Фильм точно передает ощущение внутренней остановленности, застылости, составлявших, по-моему, глубинное содержание тех лет, при всей их поверхностной ажитации. И вообще многое точно передает. Детали быта, например. Бывшая барская квартира, в которой живет герой, известный хирург в генеральском чине, сохранила «остатки прежней роскоши» — огромные старинные шкафы, люстры, картины, но тут же гимнастические снаряды и какие-то непонятные устройства технического назначения, и живет здесь, или по крайней мере «толчется», гораздо больше людей, чем это полагалось по дореволюционным меркам. Все вместе производит впечатление бивачности, но бивачности уже закоренелой: как в семнадцатом году разбили бивак посреди обломков «старого мира», так и живут. И не только privatim: такое же странное впечатление бивачности производит и институт, которым руководит генерал.

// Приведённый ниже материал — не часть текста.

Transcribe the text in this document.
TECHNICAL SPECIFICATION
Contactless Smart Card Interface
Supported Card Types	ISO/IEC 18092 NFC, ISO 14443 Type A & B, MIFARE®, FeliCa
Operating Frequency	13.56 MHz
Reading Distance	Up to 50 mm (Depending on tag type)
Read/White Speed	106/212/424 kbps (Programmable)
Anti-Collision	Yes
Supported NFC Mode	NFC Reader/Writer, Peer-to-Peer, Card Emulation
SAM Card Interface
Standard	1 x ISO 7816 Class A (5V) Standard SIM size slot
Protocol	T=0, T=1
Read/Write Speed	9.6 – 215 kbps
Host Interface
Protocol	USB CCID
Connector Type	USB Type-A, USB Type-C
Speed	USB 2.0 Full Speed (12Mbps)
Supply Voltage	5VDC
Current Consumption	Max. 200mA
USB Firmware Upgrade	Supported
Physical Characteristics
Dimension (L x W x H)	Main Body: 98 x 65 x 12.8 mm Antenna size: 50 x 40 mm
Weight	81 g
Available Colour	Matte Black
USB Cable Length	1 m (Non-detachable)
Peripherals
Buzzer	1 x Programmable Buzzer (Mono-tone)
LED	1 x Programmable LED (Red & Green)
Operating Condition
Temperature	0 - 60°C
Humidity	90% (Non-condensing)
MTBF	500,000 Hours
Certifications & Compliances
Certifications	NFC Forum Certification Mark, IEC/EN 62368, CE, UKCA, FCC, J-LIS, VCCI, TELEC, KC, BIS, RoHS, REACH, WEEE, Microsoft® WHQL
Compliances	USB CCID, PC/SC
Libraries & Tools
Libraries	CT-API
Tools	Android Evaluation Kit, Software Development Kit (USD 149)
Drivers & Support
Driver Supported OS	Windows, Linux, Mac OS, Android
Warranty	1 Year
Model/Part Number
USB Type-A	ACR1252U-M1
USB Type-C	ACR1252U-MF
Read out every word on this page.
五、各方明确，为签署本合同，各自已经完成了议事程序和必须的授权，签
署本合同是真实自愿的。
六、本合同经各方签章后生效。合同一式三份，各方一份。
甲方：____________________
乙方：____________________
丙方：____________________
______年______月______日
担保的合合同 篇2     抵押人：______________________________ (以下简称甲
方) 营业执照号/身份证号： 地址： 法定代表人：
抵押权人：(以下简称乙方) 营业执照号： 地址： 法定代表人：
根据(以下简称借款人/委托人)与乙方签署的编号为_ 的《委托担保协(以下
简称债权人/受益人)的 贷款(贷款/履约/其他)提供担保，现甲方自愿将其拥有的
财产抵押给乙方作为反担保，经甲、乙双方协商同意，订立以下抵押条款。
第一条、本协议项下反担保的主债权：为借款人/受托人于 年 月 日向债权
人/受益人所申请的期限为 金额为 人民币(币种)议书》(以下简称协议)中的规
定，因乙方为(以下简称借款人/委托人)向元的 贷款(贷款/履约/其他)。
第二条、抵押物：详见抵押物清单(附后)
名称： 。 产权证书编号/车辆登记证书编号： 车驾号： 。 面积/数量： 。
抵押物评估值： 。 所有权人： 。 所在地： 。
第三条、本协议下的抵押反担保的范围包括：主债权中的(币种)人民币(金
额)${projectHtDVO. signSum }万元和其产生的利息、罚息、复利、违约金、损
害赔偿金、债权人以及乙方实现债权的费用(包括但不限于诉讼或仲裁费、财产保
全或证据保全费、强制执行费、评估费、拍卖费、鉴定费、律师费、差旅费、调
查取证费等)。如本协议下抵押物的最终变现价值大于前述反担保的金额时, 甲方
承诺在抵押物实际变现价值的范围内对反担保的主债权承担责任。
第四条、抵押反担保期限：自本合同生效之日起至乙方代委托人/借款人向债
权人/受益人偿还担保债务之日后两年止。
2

Но если декорации эпохи, самый воздух ее переданы с большой степенью точности, то люди, движущиеся в нем, как бы двоятся: они оттуда — и не совсем оттуда. Для тогдашних они чересчур дерганые, истеричные, зачастую откровенно гаерствующие. Время-то было опасливо-сдержанное, людьми руководили какие-то тихие и вместе настойчивые архетипы, не поощрявшие резкие выходки и всякое буффонство. Неполное соответствие, назовем его так, персонажей Германа своему времени легко объяснимо: прежде чем попасть на экран, они долго томились заключенными в памяти режиссера и подобно тому, как ребенок во чреве матери заражается ядами, угодившими в ее организм, прониклись некоторыми знаниями, каких в их время быть не могло.